De kantonrechter heeft in zijn vonnis bevestigd dat Art Interim ten tijde van het aanhangig maken van het geding nog bestond, maar dat de vennootschap tijdens de procedure is ontbonden. Hierdoor kan Art Interim niet meer in rechte optreden, wat leidt tot de niet-ontvankelijkheid van eiser in zijn vordering. De kantonrechter heeft tevens opgemerkt dat iedere gerechtigde tot mogelijk aanwezig vermogen van Art Interim op grond van artikel 2:23c BW heropening van de vereffening van het vermogen van Art Interim kan verzoeken. Indien dit verzoek wordt gehonoreerd, zal Art Interim voor de afwikkeling van de vereffening weer voortbestaan.
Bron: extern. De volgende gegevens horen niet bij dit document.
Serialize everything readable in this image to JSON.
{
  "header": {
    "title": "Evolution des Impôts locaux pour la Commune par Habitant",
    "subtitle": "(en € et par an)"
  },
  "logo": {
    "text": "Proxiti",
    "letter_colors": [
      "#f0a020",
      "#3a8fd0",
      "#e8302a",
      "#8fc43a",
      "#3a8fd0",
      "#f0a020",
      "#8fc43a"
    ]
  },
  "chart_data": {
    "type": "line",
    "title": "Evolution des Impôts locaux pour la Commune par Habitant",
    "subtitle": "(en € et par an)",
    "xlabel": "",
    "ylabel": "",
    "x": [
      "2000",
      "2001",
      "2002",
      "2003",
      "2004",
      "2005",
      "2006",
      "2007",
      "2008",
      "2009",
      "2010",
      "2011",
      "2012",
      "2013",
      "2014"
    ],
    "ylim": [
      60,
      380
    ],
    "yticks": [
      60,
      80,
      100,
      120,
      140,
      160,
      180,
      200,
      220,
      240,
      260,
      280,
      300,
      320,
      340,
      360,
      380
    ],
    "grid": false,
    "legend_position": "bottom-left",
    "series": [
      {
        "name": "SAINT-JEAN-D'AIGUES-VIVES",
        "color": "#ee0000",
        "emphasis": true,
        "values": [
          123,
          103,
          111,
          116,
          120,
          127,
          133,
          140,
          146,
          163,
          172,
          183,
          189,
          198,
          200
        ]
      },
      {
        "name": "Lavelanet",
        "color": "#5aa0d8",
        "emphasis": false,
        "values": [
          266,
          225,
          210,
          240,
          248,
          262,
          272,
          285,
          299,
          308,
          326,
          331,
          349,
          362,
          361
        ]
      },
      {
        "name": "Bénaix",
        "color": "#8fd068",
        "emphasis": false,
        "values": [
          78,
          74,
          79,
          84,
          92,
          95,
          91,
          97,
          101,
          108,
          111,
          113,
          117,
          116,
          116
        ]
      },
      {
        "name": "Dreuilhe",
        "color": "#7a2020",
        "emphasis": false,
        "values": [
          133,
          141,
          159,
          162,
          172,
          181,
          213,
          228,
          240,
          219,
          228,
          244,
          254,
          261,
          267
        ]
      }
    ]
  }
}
Eiser is veroordeeld in de proceskosten, die aan de kant van Art Interim tot en met de datum van uitspraak zijn begroot op nihil. Het vonnis is uitgesproken door mr. F.J.P. Veenhof op de openbare terechtzitting van 30 november 2005.

Uitspraak

RECHTBANK HAARLEM
Sector kanton
Locatie Haarlem
zaak/rolnr.: 238967 / CV EXPL 04-5167
datum uitspraak: 30 november 2005
VONNIS VAN DE KANTONRECHTER
inzake
[eiser]
te [woonplaats]
eisende partij
hierna te noemen [eiser]
gemachtigde mr. R. Elbaz
tegen
de besloten vennootschap met beperkte aansprakelijkheid
ART INTERIM B.V.
te Haarlem
gedaagde partij
hierna te noemen Art Interim
gemachtigde mr. J.P. Koets.
De verdere beoordeling van het geschil
De kantonrechter volhardt bij hetgeen in het tussenvonnis van 12 januari 2005 en de rolbeschikking van 5 oktober 2005 is overwogen en beslist.
Bij de rolbeschikking is de zaak verwezen naar de rolzitting van 2 november 2005 voor uitlating door Art Interim over de door [eiser] bij akte gewijzigde vordering.
De gemachtigde van Art Interim heeft een uittreksel uit het handelsregister van de Kamer van Koophandel en Fabrieken voor Amsterdam in het geding gebracht, waarin met betrekking tot Art Interim staat vermeld:
Op 30-06-2005 is geregistreerd dat de ontbonden rechtspersoon is opgehouden te bestaan, omdat geen bekende baten meer aanwezig zijn met ingang van 28 juni 2005.
Op 30-06-2005 is geregistreerd dat de onderneming ten gevolge van faillissement is opgeheven met ingang van 28-06-2005.
Dit betekent dat Art Interim ten tijde van het aanhangig maken van dit geding nog bestond, maar tijdens de procedure is ontbonden en is opgehouden te bestaan. Art Interim kan derhalve niet meer in rechte optreden. Gelet hierop kan [eiser] niet worden ontvangen in zijn vordering.
Ten overvloede wijst de kantonrechter erop dat iedere gerechtigde tot mogelijk toch aanwezig vermogen van Art Interim op grond van artikel 2:23c BW heropening van de vereffening van het vermogen van Art Interim kan verzoeken. Als dat verzoek wordt gehonoreerd zal Art Interim voor de afwikkeling van de vereffening weer voortbestaan.
[eiser] zal als partij die in dit geding niet-ontvankelijk is in de proceskosten worden veroordeeld.
Beslissing
De kantonrechter:
- verklaart [eiser] niet-ontvankelijk;
- veroordeelt [eiser] tot betaling van de proceskosten, die aan de kant van Art Interim tot en met vandaag worden begroot op nihil.
Dit vonnis is gewezen door mr. F.J.P. Veenhof en uitgesproken op de openbare terechtzitting van bovengenoemde datum.